Living Norwegianly | My Journey of Healing, Skiing, and Building a Life I Love in 2024
/We often measure success by money and wealth, but if that was my only metric for 2024, I wouldn’t consider it a “successful” year. A severe hormone imbalance forced me to work at only 0-20% capacity, leaving my business barely hanging on.
When I zoom out and take in the bigger picture, the story becomes more complex. This year hasn’t been about achieving goals or falling more in love with my life (though, I did). If I’m honest, the theme of 2024 was about survival. How can I just get through today?
I chose to start 2024 alone with my puppy Woolfie, skiing, because that was all my mental and emotional bandwidth could handle.
Suicidal depression, falling through rock bottom to its many basements, being sidelined by western medicine, I think there was always an ember of hope that life could get better — that if I kept trying, it just might.
I lived my weeks for my healing calls and acupuncture, I knew if I could make it to each one, I would be ok.
No matter how tired (hello hormone imbalance insomnia) or broken I felt, I clung to the belief that healing was happening - and if I couldn’t believe it, my healers reminded me it was happening.
Skiing became both my escape and my barometer for how I was feeling. Some days I’d ski happily for hours, other days I couldn’t summon the energy to even leave my bed. I’d tell myself, “Just put your boots on. Just make it to the lift. You can always leave after one run.” There were days I’d feel a rush of freedom on the slopes, and others when I’d break down in tears because I was simply overwhelmed with sadness for no clear reason.

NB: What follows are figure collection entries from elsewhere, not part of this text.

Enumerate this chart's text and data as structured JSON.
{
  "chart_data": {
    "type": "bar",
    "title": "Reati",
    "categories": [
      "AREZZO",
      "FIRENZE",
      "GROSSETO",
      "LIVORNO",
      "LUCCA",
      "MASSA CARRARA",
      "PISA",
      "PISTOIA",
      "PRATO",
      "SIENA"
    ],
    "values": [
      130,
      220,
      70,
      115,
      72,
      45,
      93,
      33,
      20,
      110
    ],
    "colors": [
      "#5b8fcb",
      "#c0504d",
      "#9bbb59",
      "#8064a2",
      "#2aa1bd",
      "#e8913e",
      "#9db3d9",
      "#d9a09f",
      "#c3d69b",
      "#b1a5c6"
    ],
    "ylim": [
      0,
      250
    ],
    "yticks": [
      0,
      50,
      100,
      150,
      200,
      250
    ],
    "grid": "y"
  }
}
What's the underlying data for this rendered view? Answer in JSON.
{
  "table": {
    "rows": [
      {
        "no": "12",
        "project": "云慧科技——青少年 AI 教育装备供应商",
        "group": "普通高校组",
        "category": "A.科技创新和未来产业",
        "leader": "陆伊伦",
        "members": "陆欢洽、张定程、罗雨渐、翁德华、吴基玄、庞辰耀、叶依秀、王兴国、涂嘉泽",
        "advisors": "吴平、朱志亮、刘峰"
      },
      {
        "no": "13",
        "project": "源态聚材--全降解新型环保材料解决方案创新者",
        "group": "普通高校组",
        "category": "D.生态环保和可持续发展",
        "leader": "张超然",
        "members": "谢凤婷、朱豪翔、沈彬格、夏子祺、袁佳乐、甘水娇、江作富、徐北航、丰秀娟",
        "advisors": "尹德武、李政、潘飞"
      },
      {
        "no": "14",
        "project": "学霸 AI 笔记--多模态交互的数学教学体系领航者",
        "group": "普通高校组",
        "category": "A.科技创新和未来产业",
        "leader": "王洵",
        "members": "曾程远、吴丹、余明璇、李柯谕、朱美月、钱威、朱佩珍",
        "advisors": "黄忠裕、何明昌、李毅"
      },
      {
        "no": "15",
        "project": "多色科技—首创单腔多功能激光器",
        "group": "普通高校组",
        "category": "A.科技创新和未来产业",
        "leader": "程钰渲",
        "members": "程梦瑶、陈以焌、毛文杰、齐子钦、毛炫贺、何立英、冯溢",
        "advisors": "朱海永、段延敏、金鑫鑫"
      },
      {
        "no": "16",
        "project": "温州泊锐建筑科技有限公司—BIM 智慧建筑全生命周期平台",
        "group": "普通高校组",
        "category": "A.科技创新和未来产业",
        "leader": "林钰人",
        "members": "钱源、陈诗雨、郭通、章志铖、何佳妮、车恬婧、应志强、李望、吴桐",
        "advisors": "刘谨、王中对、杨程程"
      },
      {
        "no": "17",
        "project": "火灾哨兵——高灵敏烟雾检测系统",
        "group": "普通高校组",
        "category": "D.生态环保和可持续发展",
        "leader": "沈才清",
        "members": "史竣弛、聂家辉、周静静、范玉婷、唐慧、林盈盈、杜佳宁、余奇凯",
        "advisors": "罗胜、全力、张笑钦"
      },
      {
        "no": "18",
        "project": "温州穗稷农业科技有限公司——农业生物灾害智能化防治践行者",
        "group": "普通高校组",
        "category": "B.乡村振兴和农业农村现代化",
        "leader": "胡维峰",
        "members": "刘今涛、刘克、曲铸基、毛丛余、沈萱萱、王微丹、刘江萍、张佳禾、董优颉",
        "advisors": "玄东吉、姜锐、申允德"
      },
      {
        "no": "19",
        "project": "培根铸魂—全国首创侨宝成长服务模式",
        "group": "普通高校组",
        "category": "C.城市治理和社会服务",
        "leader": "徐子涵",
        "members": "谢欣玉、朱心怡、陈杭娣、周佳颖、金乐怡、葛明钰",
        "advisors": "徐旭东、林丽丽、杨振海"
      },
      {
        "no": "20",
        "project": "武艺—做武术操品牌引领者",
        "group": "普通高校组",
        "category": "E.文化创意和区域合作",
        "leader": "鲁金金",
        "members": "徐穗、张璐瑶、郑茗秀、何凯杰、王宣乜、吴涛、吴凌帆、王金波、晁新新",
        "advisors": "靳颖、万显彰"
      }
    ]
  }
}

For Woolfie, I kept going. We’d venture outside together even when it was the last thing I wanted to do, and I’d sleep in the freezing cold because, oddly enough, it was the only way I could finally get some rest. The cold, the stillness, it would remove the insomnia - it wasn’t because my mind was racing, but because my body couldn’t rest.
February 2024 was another marking point. I was invited on a cabin ski trip and I couldn’t resist. I was skiing with new friends, feeling on top of the world, until my period arrived. Suddenly, the trips I used to glide through felt like too bigger challenges. I always hoped each period would get better, but at the beginning of this journey I was often disappointed.
A couples of weeks later I got my blood tests, which indicated just how low my hormone levels were - but it wasn’t until another test 4/5 months later did I finally know what was happening to my body. But even then, medicine is so far behind for women’s health, there’s no clear cut recipe for recovery.
Fast forward to now, and I recently found myself skiing one of those trips again. This time, I was with a dreamy guy I’m dating, and Woolfie was there too. It felt surreal. We skied up the mountain at dusk, with the moon and stars overhead. It felt surreal, the whole mountain to ourselves, just us, mind blowing powder and the breathtaking views. Afterward, we had burgers and a movie night—though we forgot the popcorn!
A year ago, none of this would have seemed possible. But now, it feels like a new normal. And even though skiing and going on a date might seem like mundane milestones, for me, they’re beautiful moments to cherish.
This year I also got to see Lofoten, I created The Wild Collective, and there’s so much exciting potential for my business and ski adventures in the coming months! And I healed so much of myself that I finally feel free.
While there’s still stuff I want to heal and breakthrough, the stuff that triggered PMDD has been released and healed, and I’ve never felt freer. This new freedom has given me the space to truly fall in love with the work I do and embrace the lifestyle I’m creating. There are no doubts anymore. My vision for 2025 is clear, full of new ideas and the drive to make them real.
I’ve shared before that it wasn’t until September that I fully trusted my health was moving in the right direction, and that the battle with PMDD was over. But it’s taken until now—three months later—to truly feel safe in my own body again. To know I can absorb the energy of all the things I love without crashing, burning out, or regressing. It’s liberating.
As I write this, I’m looking out at a mountain called Molden. I can’t wait to ski and camp there with Woolfie. Just a year ago, that would have been a hopeful dream. Now, it’s just a matter of time before it becomes reality — hopefully with the northern lights, too!
I hope 2025 brings you everything you’ve been wishing for. As for me, I feel incredibly content with my present, while also deeply excited for what’s to come. Woolfie is asleep beside me, breathing deeply, and I feel a profound sense of peace. I didn’t know I could feel this way until recently, and now that I do, I know it will only deepen over time.
Norway has been my greatest teacher. There are parts of this journey I would have preferred to skip, but I wouldn’t be here without them. And the highs of life now feel all the more magical because of it.